The best of all collaterals, the most searched for are USTs (United States federal bills and bonds). But they are only in limited supplies. Therefore markets had to find alternative private solutions. They came from the derivatives industry. Through securitisation and other derived mathematical techniques that redistribute risk (like the infamous CDS and CDOs), its role is to produce private securities which may qualify for collateral use and re-use. But this multi-steps transformation process relies on chains and matrices of intermediated cross-border credits, loans and swaps that are themselves highly collateral intensive. It is this hyper complex financial architecture based on the central concept of collateral hedging – even over-collateralisation – that nurtured the explosive growth of modern finance and eurodollar markets.

As a result, the current international monetary system is an hybrid which works in ways very different from traditional textbook presentations. Today national monetary systems are collectively capped and embedded in a new banking layer of global dimension whose monetary output variations supersede and trump national monetary policies – even those of the American Fed. Nowadays it is this wholesale eurodollar global money system, Global Money to make it short (Perry Mehrling), that effectively rules the world economy tempo.

Who rules Global Money?

Assembling and marketing highly rated securities that qualify for use as collateral backing is the backbone of modern finance. Thus, the one who finances and controls this process rules the show. Today, it is a handful of huge global dealer banks (about 20 so-called Systemic Financial Institutions like Citibank, Bank of America, JP Morgan, Goldman, HSBC, BNP Paribas, Credit Agricole, DeutscheBank) whose wholesale experience, dealership expertise in derivatives and market making activities put them in a position of turning on or turning off the flow of global liquidity.

This new monetary structure is the hallmark of a momentous revolution: central banks are being competed out in the supply of one of the most important attributes of money (liquidity). They are de facto no more central. They are no more the centre of the system.

Failure by the central banks community to acknowledge and understand the reasons and the consequences of this change, means that their present monetary policies are totally disruptive. Consequently, after 12 years, the crisis is still with us.

To fix it, one may imagine some sort of new Bretton Woods. But there is nothing to expect from such a conference reset. To fix the system one must first understand the system. Politicians and central bank economists still do not.

An alternative direction may emerge from the spontaneous innovation market process initiated 50 years ago. At that time it brought private shadow solutions to overcome the postwar structural dollar shortage (Triffin paradox). Since the end of the great recession, we have faced renewed episodes of recurrent dollar shortage as a consequence of the failed response of central banks (the current episode being the fourth in 12 years).

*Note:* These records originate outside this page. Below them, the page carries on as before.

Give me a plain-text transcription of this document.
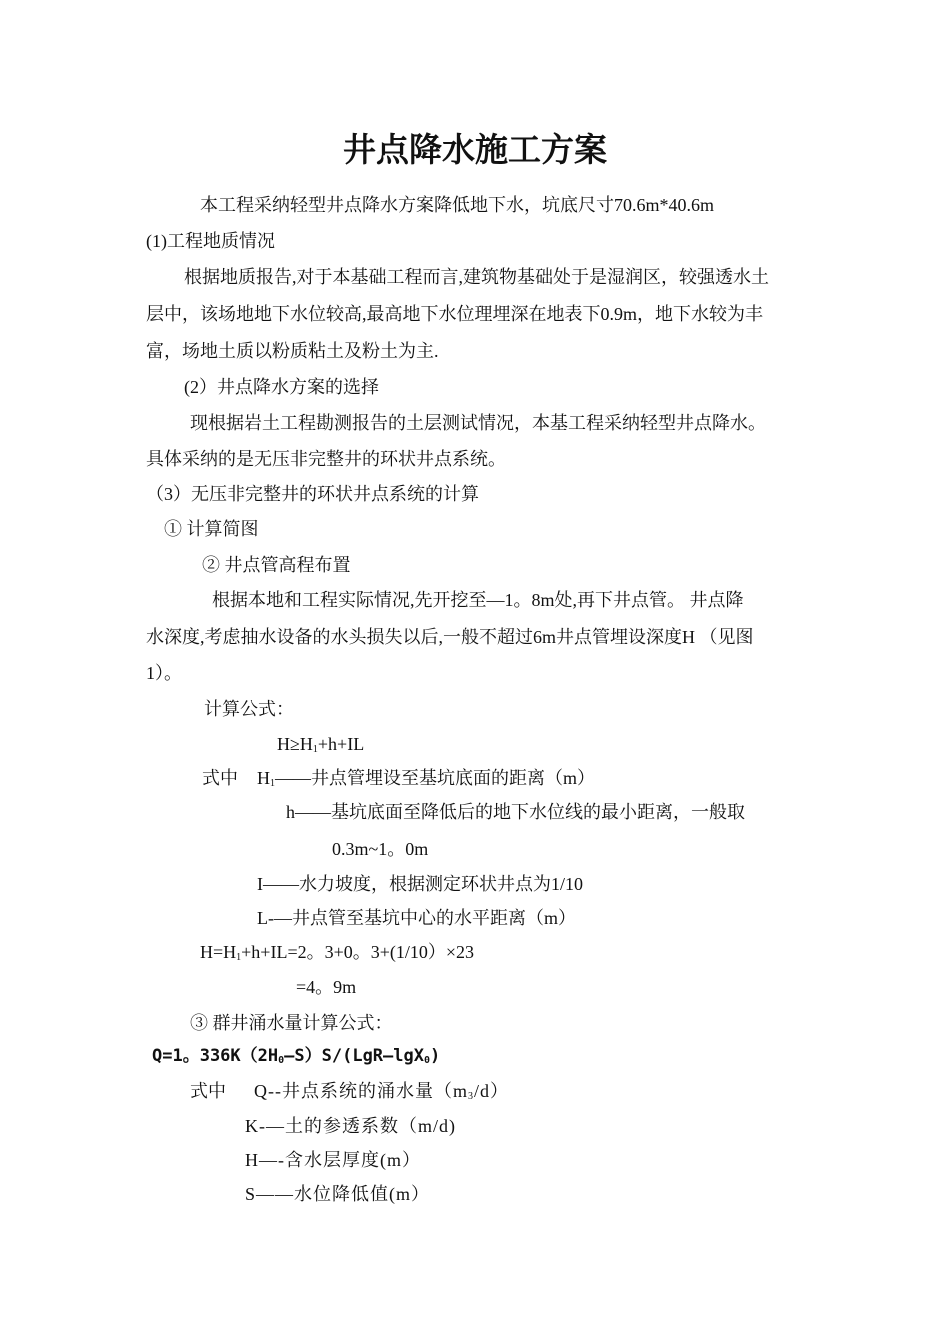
井点降水施工方案
本工程采纳轻型井点降水方案降低地下水，坑底尺寸70.6m*40.6m
(1)工程地质情况
根据地质报告,对于本基础工程而言,建筑物基础处于是湿润区，较强透水土
层中，该场地地下水位较高,最高地下水位理埋深在地表下0.9m，地下水较为丰
富，场地土质以粉质粘土及粉土为主.
(2）井点降水方案的选择
现根据岩土工程勘测报告的土层测试情况，本基工程采纳轻型井点降水。
具体采纳的是无压非完整井的环状井点系统。
（3）无压非完整井的环状井点系统的计算
① 计算简图
② 井点管高程布置
根据本地和工程实际情况,先开挖至—1。8m处,再下井点管。 井点降
水深度,考虑抽水设备的水头损失以后,一般不超过6m井点管埋设深度H （见图
1）。
计算公式：
$H\ge H_1+h+IL$
式中 $H_1——$井点管埋设至基坑底面的距离（m）
h——基坑底面至降低后的地下水位线的最小距离，一般取
0.3m~1。0m
I——水力坡度，根据测定环状井点为1/10
L-—井点管至基坑中心的水平距离（m）
$H=H_1+h+IL=2$。3+0。3+(1/10）×23
=4。9m
③ 群井涌水量计算公式：
Q=1。$336K(2H_0—S)S/(LgR—\lg X_0)$
式中 Q--井点系统的涌水量$(m_3/d)$
K-—土的参透系数（m/d)
H—-含水层厚度(m）
S——水位降低值(m）
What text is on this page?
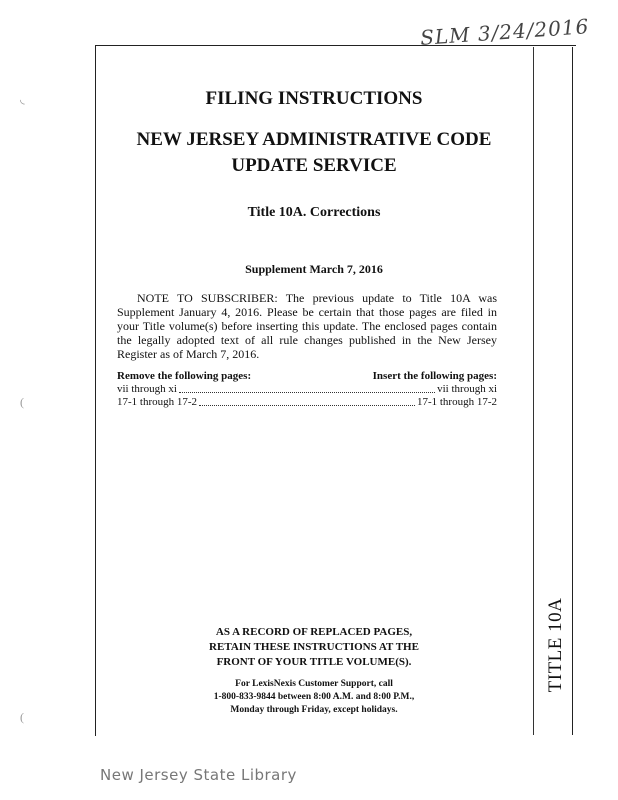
SLM 3/24/2016
◟
(
(
TITLE 10A
FILING INSTRUCTIONS
NEW JERSEY ADMINISTRATIVE CODE
UPDATE SERVICE
Title 10A. Corrections
Supplement March 7, 2016
NOTE TO SUBSCRIBER: The previous update to Title 10A was Supplement January 4, 2016. Please be certain that those pages are filed in your Title volume(s) before inserting this update. The enclosed pages contain the legally adopted text of all rule changes published in the New Jersey Register as of March 7, 2016.
Remove the following pages:	Insert the following pages:
vii through xi	vii through xi
17-1 through 17-2	17-1 through 17-2
AS A RECORD OF REPLACED PAGES,
RETAIN THESE INSTRUCTIONS AT THE
FRONT OF YOUR TITLE VOLUME(S).
For LexisNexis Customer Support, call
1-800-833-9844 between 8:00 A.M. and 8:00 P.M.,
Monday through Friday, except holidays.
New Jersey State Library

Digital alternative private payment platforms, bitcoin, blockchain, crypto-currencies, “stable coins” are today higher technology supplementary and evolutive solution tools proposed by the market process. Let us hope that with his Libra project, Zuckerberg will not choose the side of monopoly hungry crony capitalism and obsolete central bankers. It would definitively jeopardise the future of these more freedom friendly experiments.

Henri Lepage

Henri Lepage, a member of the Mont Pelerin Society, is a French libertarian essayist, most famous for his book Demain le Capitalisme (1978), translated into a dozen languages.